Schlüsselkompetenzen

der Zugang zur digitalen Welt

Schlüsselkompetenzen

in der digitalen Welt

Jede Schule verfolgt im Rahmen ihres Bildungs- und Erziehungsauftrags das Ziel, die Entwicklung von Schlüsselkompetenzen bei ihren Schülerinnen und Schülern zu unterstützten – Fähigkeiten, die diese benötigen, um ein selbstbestimmtes Leben zu führen und die Herausforderungen von Beruf und Alltag in einer sich rasant verändernden modernen Welt erfolgreich zu meistern.

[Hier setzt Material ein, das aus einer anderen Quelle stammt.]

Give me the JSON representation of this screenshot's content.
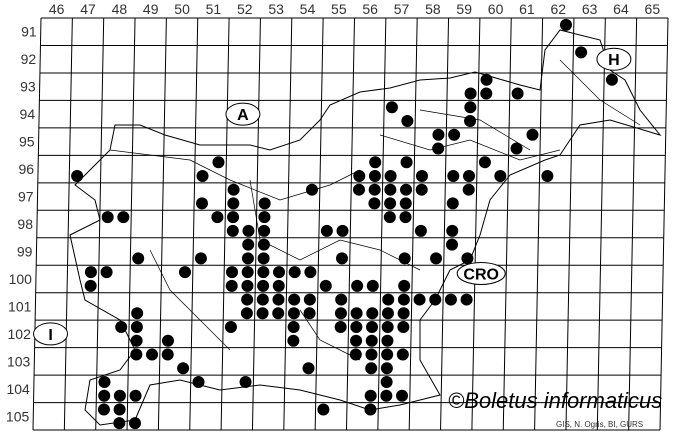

Dazu gehören neben dem entsprechenden Fachwissen auch zahlreiche soziale, kulturelle und weitere Handlungskompetenzen, die die erfolgreiche Anwendung von Fachwissen erst ermöglichen.

In seinem 2006 veröffentlichten Referenzrahmen zu Schlüsselkompetenzen für lebensbegleitendes Lernen führt das Europäische Parlament acht solche Kompetenzen auf:

  • Muttersprachliche Kompetenz
  • Fremdsprachliche Kompetenz
  • Mathematische Kompetenz und grundlegende naturwissenschaftlich-technische Kompetenz
  • Computerkompetenz
  • Lernkompetenz
  • Soziale Kompetenz und Bürgerkompetenz
  • Eigeninitiative und unternehmerische Kompetenz
  • Kulturbewusstsein und kulturelle Ausdrucksfähigkeit.

"Learning is not the product of teaching. Learning is the product of the activity of learners."

- John Holt

Zusätzlich dazu hat die Kultusministerkonferenz als Reaktion auf die fortschreitende Digitalisierung unserer Gesellschaft und den damit einhergehenden Druck, dies auch im Bildungssystem zu reflektieren, im Jahr 2016 in ihrer Strategie „Bildung in der digitalen Welt“ entsprechende Kompetenzen formuliert, über die Schülerinnen und Schüler verfügen müssen, um den Anforderungen dieser Welt zu genügen. Diese sind in sechs Kompetenzbereiche unterteilt:

  • Suchen, Verarbeiten und Aufbewahren
  • Kommunizieren und Kooperieren
  • Produzieren und Präsentieren
  • Schützen und sicher Agieren
  • Problemlösen und Handeln
  • Analysieren und Reflektieren

Diese „Kompetenzen in der digitalen Welt“ bilden auch die Grundlage für die Medienbildungskonzepte jeder einzelnen Schule.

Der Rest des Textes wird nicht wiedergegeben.